- Basilica Hudson's Farm & Flea
Theater: "Hedwig & the Angry Inch"
Called the first rock musical to "truly rock" by Rolling Stone, the Obie- and Tony-winning "Hedwig and the Angry Inch" tells the tale of genderqueer rock singer Hedwig Robinson and her journey of finding love "by looking within." The raucous show runs at the Center for the Performing Arts at Rhinebeck from November 2-10. Fridays at 8pm; Saturdays at 7:30pm and 10pm. $25, $27.

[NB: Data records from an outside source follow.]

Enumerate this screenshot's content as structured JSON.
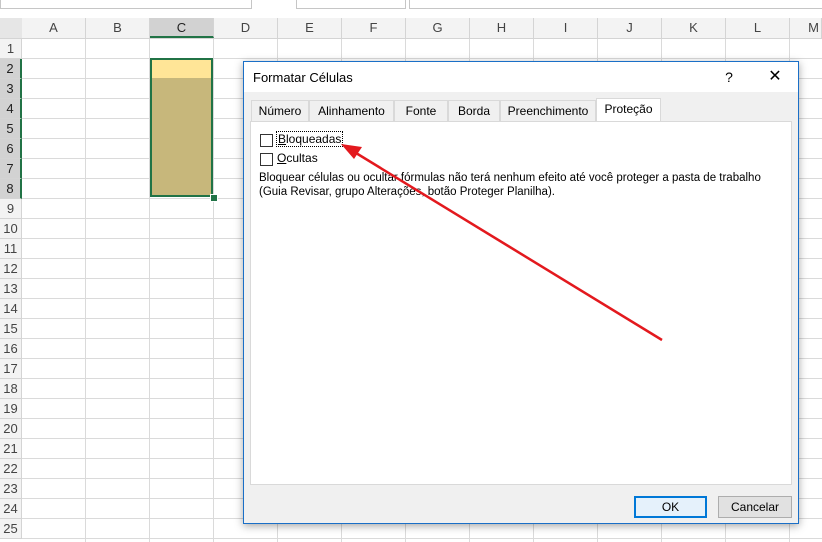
{
  "spreadsheet": {
    "columns": [
      "A",
      "B",
      "C",
      "D",
      "E",
      "F",
      "G",
      "H",
      "I",
      "J",
      "K",
      "L",
      "M"
    ],
    "selected_column": "C",
    "rows": [
      "1",
      "2",
      "3",
      "4",
      "5",
      "6",
      "7",
      "8",
      "9",
      "10",
      "11",
      "12",
      "13",
      "14",
      "15",
      "16",
      "17",
      "18",
      "19",
      "20",
      "21",
      "22",
      "23",
      "24",
      "25"
    ],
    "selected_rows": [
      "2",
      "3",
      "4",
      "5",
      "6",
      "7",
      "8"
    ],
    "colors": {
      "selection_border": "#217346",
      "active_cell_fill": "#ffe597",
      "range_fill": "#c7b77b",
      "annotation_arrow": "#e3191e"
    }
  },
  "dialog": {
    "title": "Formatar Células",
    "help_label": "?",
    "close_label": "✕",
    "tabs": [
      {
        "label": "Número"
      },
      {
        "label": "Alinhamento"
      },
      {
        "label": "Fonte"
      },
      {
        "label": "Borda"
      },
      {
        "label": "Preenchimento"
      },
      {
        "label": "Proteção",
        "active": true
      }
    ],
    "checkboxes": {
      "locked": {
        "label_first": "B",
        "label_rest": "loqueadas",
        "checked": false
      },
      "hidden": {
        "label_first": "O",
        "label_rest": "cultas",
        "checked": false
      }
    },
    "note": "Bloquear células ou ocultar fórmulas não terá nenhum efeito até você proteger a pasta de trabalho (Guia Revisar, grupo Alterações, botão Proteger Planilha).",
    "ok_label": "OK",
    "cancel_label": "Cancelar"
  }
}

Film & Music: Brooklyn Raga Massive
On November 3rd, pioneering Indian jam band Brooklyn Raga Massive comes to Hudson Hall for an improbable sensory pairing. The music collective, which is renowned for its classical and cross-cultural raga-inspired performances, will play a live, improvised score to the 1973 animated sci-fi classic Fantastic Planet. Already a visually and politically astounding work, the award-winning film will reach new heights during this screening in New York State’s oldest surviving theater, Hudson Hall, accompanied by the ensemble The New Yorker has called “leaders of the Raga Renaissance.” $30 in advance, $35 at the door.
Festivals: Basilica Farm & Flea
Every fall, just in time for thoughtful holiday shopping, Farm & Flea takes over Basilica Hudson for the third weekend of November. This "antidote to big box Black Friday" fills the former foundry's 10,000 square feet with dozens of independent farmers, makers, designers, artisans, and vendors offering handmade and vintage goods and art and locally sourced agricultural products. November 23 (12-7pm), 24, and 25 (10am-6pm). Weekend pass: $5.
Dance: Buglisi Dance Theater
Cofounded by Martha Graham Dance Company dancer and choreographer Joyce Buglisi, Buglisi Dance Theater is revered for its poignant, theatrical repertoire and its innovative multi-disciplinary collaborations, which combine a classical sensibility with intuitive creativity. The troupe, which has received the American Dance Guild Award for Artistic Excellence, comes to the Kaatsbaan International Dance Center in Tivoli on December 1 at 7pm for a rare regional performance. $30 (students and children are $10).
Theater: "The Face of It"
Mary Stuart Masterson and Jeremy Davidson's Storyhorse Documentary Theater group will present "The Face of It," a program of three new one-act documentary plays about "love at the edge of reason." The stories, inspired by actual conversations with local Hudson Valley residents, will be brought to life at Hudson Hall on November 9 and 10 at 7pm and November 11 at 3pm via multimedia-infused readings. $25, $30.
Food & Drink: Hudson Valley Vegfest
The number of vegans in American has skyrocketed by 600 percent over the last three years. In 2017, the Hudson Valley Vegfest was launched to give voice to this growing population and to showcase the world of vegan food and conscious living. Sponsored by the Institute for Animal Happiness, the festival returns to the Gold's Gym in Poughkeepsie on November 3 and 4 and will feature over 80 holistic vendors, chefs, food producers, food activists, and speakers such as Dr. Milton Mills from the film What the Health and published MMA fighter Omowale Adewale. $10.
Film: Newburgh: Beauty & Tragedy
Of all the large Hudson Valley cities, Newburgh has had the farthest distance to go, in terms of its renewal. Yet, with its rebirth seemingly finally here, it's also clear how much the town has to offer. Dmitri Kasterine's new film Newburgh: Beauty and Tragedy, which will screen at the city's Atlas Studios on November 3 at 6pm, gives voice to Newburghers fearful of being squeezed out during the transformation. Free.
Food & Drink: Peripheral Wine Festival
Launched last year by award-winning Hudson-based chef and restaurateur Zak Pelaccio (Fish & Game), the Peripheral Wine Festival returns to his Warren Street bistro Backbar on November 3 from 1 to 5pm. Focusing on natural wines, the event brings together esteemed vintners from around the world to pair their wares with fare from regional restaurants and local live music. Attendees can order their favorite wines to take home. $35-$45.
Music: Arlo Guthrie: Alice's Restaurant Back by Popular Demand
It wouldn't be Thanksgiving season without Arlo Guthrie's "Alice's Restaurant Massacre" on the radio. The 1967 countercultural classic chronicles the true story of Guthrie's 1965 Thanksgiving Day arrest for illegally dumping garbage in Western Massachusetts and inspired a 1969 movie. On November 17 at 8pm, the singer returns to the scene of the crime for this intimate evening at the Mahawie Performing Arts Center in Great Barrington. $29-$79.